No âmbito Estadual, a Lei 500 de 13/11/1974, especialmente em seu artigo 47, capítulo VII das "Disposições Finais", prescreve: "no caso de nomeação para cargo público, o tempo de serviço prestado pelos servidores regidos por esta lei será computado de acordo com a legislação pertinente ao funcionário. Motivo legal e eficaz.

Dessarte, aqueles que eram contratados pela Lei 500 e passaram ao "status" de funcionário público pela Resolução 776, terão direito de contar o tempo em que trabalharam na função -atividade, pois há previsão legal bastante para amparar esta pretensão.

A Carta Paulista em seu artigo 128 reza que vantagens de qualquer natureza só podem ser instituídas por lei e que atendam efetivamente ao interesse público e às exigências do serviço.

A solução jurídica, portanto, para a situação do requerente é lastrear a pretensão dos celetiários através de uma norma, uma resolução no caso.

Em face do exposto, opinamos pela não contagem do tempo de serviço sob regime da CLT, para fins de licença -prêmio por falta de amparo legal.

No mesmo sentido os julgados:

"JSTJ E TRF 73/409 ADMINISTRATIVO. Regime jurídico único.

Antigos servidores celetistas. Aproveitamento do período anterior para efeito de adicional de tempo de serviço e licença -prêmio por assiduidade. Impossibilidade. Ausência de norma legal deferitória da pretensão. Direito adquirido. Não configuração. Leis Nº 8112/1990 e 8162/91. Veto profissional na mensagem nº 898. Relator Aldir Passarinho Júnior.

JSTJ E TRF 79/393 ADMINISTRATIVO. Anuênio e licença -prêmio por assiduidade. Cômputo de tempo de serviço público federal, sob regime da CLT. Arts. 100, 67 e 87 da Lei 8112/90. Art. 7º da Lei 8162/91. Direito adquirido. Inexistência. Relatora Assusete Magalhães."

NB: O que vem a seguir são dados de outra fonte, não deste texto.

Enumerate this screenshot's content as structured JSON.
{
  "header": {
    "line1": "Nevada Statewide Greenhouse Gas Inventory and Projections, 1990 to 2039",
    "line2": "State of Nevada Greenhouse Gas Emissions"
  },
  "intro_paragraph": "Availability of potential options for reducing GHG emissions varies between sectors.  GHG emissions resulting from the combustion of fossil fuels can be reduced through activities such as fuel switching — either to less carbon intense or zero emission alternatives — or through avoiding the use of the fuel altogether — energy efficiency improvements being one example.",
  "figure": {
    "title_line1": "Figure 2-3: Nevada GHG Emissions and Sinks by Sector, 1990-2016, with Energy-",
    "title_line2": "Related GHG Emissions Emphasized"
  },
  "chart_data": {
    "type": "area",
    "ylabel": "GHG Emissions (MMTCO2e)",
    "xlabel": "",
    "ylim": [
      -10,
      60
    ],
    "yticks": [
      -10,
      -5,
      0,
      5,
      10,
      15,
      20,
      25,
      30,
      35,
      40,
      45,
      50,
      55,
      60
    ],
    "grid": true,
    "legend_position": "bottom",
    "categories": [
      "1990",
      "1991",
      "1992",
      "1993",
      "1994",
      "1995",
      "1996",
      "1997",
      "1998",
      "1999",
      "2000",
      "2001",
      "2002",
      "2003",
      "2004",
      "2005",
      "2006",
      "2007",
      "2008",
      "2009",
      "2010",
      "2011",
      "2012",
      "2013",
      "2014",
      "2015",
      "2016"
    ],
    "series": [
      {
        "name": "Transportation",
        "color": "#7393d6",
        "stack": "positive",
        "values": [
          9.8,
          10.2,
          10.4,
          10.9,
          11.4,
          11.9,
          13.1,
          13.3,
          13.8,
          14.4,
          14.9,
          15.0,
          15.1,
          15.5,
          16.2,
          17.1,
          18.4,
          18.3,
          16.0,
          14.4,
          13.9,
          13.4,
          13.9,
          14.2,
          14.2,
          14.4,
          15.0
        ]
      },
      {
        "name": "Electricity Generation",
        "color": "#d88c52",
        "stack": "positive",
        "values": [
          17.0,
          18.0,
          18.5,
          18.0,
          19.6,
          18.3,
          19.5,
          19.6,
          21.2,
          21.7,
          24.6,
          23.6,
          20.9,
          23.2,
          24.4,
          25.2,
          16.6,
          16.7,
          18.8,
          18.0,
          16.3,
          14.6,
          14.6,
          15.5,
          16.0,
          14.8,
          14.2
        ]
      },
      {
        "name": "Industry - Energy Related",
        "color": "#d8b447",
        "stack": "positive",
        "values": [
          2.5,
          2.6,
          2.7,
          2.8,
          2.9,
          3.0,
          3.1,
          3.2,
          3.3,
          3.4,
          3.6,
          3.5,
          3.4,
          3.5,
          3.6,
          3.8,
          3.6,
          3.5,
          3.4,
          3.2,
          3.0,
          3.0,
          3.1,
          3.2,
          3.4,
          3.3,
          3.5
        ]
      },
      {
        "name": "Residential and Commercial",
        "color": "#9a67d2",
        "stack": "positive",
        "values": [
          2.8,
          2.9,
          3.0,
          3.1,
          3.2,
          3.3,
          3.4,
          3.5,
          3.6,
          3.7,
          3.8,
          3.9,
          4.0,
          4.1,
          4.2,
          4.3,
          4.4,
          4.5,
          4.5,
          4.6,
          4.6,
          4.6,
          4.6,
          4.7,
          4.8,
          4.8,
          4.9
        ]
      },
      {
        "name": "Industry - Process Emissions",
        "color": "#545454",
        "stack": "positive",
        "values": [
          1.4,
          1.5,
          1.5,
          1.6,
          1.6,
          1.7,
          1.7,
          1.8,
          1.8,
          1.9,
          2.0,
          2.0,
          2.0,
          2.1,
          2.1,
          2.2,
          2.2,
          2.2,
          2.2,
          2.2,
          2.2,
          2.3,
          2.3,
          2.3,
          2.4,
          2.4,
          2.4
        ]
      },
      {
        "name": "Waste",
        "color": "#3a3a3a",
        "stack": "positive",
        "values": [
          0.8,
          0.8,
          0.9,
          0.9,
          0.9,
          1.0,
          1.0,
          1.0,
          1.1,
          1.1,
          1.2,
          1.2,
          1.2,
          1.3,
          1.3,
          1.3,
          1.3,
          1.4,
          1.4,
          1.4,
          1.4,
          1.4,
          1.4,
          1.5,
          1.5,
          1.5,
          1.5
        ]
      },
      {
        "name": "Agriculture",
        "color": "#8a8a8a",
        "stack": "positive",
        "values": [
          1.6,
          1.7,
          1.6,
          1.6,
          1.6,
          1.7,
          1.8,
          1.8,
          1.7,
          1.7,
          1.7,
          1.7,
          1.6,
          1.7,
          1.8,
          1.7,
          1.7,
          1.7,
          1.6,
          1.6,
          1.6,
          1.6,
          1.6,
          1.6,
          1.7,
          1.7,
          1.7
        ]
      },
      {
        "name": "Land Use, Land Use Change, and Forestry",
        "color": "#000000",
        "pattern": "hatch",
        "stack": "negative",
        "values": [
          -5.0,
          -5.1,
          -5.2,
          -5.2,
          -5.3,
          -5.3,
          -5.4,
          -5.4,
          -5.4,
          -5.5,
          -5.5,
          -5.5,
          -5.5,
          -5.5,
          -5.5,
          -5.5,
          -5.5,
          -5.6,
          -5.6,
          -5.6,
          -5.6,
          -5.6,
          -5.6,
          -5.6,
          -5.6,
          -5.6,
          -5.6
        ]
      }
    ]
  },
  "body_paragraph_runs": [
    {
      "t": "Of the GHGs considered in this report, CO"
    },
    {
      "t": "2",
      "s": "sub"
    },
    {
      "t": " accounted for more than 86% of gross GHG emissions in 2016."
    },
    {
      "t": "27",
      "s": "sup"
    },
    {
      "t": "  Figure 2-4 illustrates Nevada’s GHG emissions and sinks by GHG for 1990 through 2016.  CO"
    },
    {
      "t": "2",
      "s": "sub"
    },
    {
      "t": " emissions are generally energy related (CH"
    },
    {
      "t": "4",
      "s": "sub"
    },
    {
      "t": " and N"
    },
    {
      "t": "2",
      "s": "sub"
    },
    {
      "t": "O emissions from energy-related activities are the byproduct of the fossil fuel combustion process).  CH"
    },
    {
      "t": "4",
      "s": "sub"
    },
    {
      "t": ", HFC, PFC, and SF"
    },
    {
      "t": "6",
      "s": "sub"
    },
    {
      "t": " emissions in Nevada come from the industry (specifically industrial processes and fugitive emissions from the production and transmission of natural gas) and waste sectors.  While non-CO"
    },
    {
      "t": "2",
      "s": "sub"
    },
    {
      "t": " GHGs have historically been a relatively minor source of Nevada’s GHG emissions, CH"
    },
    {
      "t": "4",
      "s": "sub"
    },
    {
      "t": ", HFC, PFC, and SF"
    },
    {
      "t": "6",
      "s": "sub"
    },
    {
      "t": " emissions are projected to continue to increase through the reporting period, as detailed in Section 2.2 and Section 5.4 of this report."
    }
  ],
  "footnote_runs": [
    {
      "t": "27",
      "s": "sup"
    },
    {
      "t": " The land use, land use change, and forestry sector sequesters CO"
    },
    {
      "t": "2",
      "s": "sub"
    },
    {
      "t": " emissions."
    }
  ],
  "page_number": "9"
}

É o nosso parecer. Su judice.

 

JOSÉ ROBERTO CAGLIA

 

MARCO ANTONIO HATEN BENETON

 

PROCESSO RG Nº 01.013/1991
INTERESSADO:  Departamento de Recursos Humanos da Secretaria da ALESP.
ASSUNTO: Possibilidade legal de computar -se tempo de serviço público prestado sob a Égide da Lei Nº 500/1974, para fins de aquisição de período de licença -prêmio ao servidor que teve a sua função -atividade transformada em cargo público por força do disposto no artigo 4º das disposições transitórias da Resolução Nº 0776/1996.

- Revogado pelo Ato da Mesa nº 16, de 23/07/2008.

- Revogado pelo Ato da Mesa nº 20, de 30/08/2011.